Saturday, August 1, 2026

Collision dans la diversité

 


L’attaque à la voiture bélier survenue dans le cadre de la Gay Pride de Berlin vendredi dernier, devrait constituer un utile rappel que certains phénomènes se marient mal et que diversité n’est pas nécessairement synonyme de bonne entente. Le suspect de  cette attaque à la voiture bélier est en effet un ressortissant allemand d’origine libanaise âgé de 21 ans, Abdul Ballot serait semble-t-il un sympathisant de l’État islamique (Fierté de Berlin: le suspect de l’attaque tué par la police, Radio Canada, 26 juillet). 

 


 

 

Il faut beaucoup de naïveté pour croire que les tenants d’un Islam «pur et dur» se feront jamais accueillants aux LBGTQ+ de ce monde au nom de la diversité. Au mieux, les premiers cohabiteront les dents serrées avec les seconds. Au pire, il faut probablement se faire à l’idée que nous assisterons à d’autres de ces attaques à la voitures bélier conduites par des fidèles du Prophète contre des fidèles du drapeau arc-en ciel. Une guerre que nous devrons suivre des lignes de côtés entre éléments inconciliables comme l’eau et le feu. C’est écrit dans le ciel, tant que nous continuerons de croire que des composantes de la «diversité» peuvent cohabiter harmonieusement du simple fait qu’il appartiennent à cette diversité, nous devons nous préparer à assister à d’autres de ces «collisions dans la diversité».

Thursday, July 30, 2026

curieux voisins de lit

 



Les anglophones ont un dicton d’une pertinence que l’actualité nous permet quelquefois de vérifier.
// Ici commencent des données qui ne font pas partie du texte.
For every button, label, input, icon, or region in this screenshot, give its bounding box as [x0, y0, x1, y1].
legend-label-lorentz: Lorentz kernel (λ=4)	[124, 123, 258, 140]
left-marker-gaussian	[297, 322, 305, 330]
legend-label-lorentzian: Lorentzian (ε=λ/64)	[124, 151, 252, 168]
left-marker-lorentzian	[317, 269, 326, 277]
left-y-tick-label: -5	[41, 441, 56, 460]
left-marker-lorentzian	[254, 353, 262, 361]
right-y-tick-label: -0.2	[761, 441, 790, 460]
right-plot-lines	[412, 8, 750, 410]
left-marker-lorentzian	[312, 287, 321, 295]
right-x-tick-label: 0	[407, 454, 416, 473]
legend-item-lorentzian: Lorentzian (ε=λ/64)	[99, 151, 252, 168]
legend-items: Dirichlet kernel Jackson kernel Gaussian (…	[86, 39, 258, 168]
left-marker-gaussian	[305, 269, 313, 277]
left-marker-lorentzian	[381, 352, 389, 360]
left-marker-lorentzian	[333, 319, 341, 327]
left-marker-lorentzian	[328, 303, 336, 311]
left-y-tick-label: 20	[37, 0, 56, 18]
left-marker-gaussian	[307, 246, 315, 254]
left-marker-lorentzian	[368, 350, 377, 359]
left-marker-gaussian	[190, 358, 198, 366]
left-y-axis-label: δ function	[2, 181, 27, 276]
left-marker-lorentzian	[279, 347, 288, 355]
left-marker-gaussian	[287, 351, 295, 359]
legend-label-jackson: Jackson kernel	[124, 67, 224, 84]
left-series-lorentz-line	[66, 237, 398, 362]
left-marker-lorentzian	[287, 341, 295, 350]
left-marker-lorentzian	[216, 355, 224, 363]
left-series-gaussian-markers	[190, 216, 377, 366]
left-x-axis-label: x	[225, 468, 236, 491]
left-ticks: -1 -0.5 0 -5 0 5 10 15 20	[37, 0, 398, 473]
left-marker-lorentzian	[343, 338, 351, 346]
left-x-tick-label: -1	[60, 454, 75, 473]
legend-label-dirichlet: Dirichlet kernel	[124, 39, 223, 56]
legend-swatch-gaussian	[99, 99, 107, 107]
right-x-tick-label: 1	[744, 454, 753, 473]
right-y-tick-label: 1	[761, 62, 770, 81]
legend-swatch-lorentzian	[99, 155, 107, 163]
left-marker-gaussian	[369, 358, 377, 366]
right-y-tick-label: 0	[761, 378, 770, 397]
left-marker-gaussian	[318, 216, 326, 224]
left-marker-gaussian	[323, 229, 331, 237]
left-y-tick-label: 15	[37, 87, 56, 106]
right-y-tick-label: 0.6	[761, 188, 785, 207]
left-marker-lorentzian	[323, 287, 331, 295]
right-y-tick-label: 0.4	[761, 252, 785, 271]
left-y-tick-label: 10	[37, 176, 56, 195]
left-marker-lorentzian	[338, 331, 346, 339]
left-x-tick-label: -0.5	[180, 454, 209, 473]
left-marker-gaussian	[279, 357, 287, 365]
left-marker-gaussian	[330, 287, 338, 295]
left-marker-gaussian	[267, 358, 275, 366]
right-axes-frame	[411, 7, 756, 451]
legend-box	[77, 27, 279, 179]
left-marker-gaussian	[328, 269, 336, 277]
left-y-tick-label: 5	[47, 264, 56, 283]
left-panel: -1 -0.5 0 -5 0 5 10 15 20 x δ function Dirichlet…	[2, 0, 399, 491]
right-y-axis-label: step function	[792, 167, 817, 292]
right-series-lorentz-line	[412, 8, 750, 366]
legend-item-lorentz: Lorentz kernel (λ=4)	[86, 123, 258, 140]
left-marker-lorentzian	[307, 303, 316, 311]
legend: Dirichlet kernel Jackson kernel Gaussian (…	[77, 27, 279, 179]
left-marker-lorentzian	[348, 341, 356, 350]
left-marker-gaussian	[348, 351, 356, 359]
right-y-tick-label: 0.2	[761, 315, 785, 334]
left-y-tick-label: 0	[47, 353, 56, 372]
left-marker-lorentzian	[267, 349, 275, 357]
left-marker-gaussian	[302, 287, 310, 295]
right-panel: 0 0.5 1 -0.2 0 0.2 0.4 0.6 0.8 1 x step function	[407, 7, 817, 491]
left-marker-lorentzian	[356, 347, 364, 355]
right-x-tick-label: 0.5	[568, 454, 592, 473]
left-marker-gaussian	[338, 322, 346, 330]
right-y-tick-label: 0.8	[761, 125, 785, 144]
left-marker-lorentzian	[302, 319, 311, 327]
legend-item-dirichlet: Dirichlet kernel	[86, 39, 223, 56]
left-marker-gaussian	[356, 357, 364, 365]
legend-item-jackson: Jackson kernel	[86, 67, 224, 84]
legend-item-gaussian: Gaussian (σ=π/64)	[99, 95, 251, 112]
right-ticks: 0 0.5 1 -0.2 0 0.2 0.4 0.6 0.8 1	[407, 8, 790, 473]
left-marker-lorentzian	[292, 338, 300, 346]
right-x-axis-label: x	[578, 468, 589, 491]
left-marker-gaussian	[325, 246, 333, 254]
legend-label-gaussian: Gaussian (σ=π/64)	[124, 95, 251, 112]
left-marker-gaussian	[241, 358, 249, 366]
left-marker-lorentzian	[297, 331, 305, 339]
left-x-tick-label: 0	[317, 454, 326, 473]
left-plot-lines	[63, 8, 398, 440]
Politics make strange bedfellows, plus récente occasion de vérifier la pertinence du dicton, la récente tournée gaspésienne de Sol Zanetti, «Le porte-parole de Québec solidaire, Sol Zanetti, était de passage en Gaspésie afin d’entendre les acteurs de la scéne régionale sur les enjeux prioritaires à l’aube de la campagne électorale. Lors de ses rencontres avec les élus locaux, il a été question de pêche communautaire et de la façon de faire circuler plus facilement les produits de la mer, autant dans la région que dans le reste de la province.[…] L’élu est aussi revenu sur les seuils d’immigration. «Nous avons été au front pour maintenir le programme d’expérience québécoise. C’est un discours que les gens voient positivement, car l’immigration est bénéfique pour répondre aux besoins des régions du Québec.» (Sol Zanetti en tournée gaspésienne, La voix gaspésienne, 28 juillet). Le vaisseau amiral du progressisme québécois se retrouve ainsi sur des positions qui ne sont pas très éloignées de celles d’organismes comme la Fédération des chambres de commerce du Québec. Cette régionalisation de l’immigration correspond aux souhaits solidaires d’un Québec plus inclusif et plus diversifié. Cette régionalisation de l’indignation est aussi souhaitée par les chambres de commerce à travers le Québec afin de répondre aux entrepreneurs, notoirement indifférents en matière d’identité, affirmant manquer de main d’oeuvre.

 


 

 

Voilà de bien de curieux voisins de lit. Le très socialiste Québec solidaire et l’un des bastion du capitalisme au Québec. J’espère qu’ils penseront à changer les draps.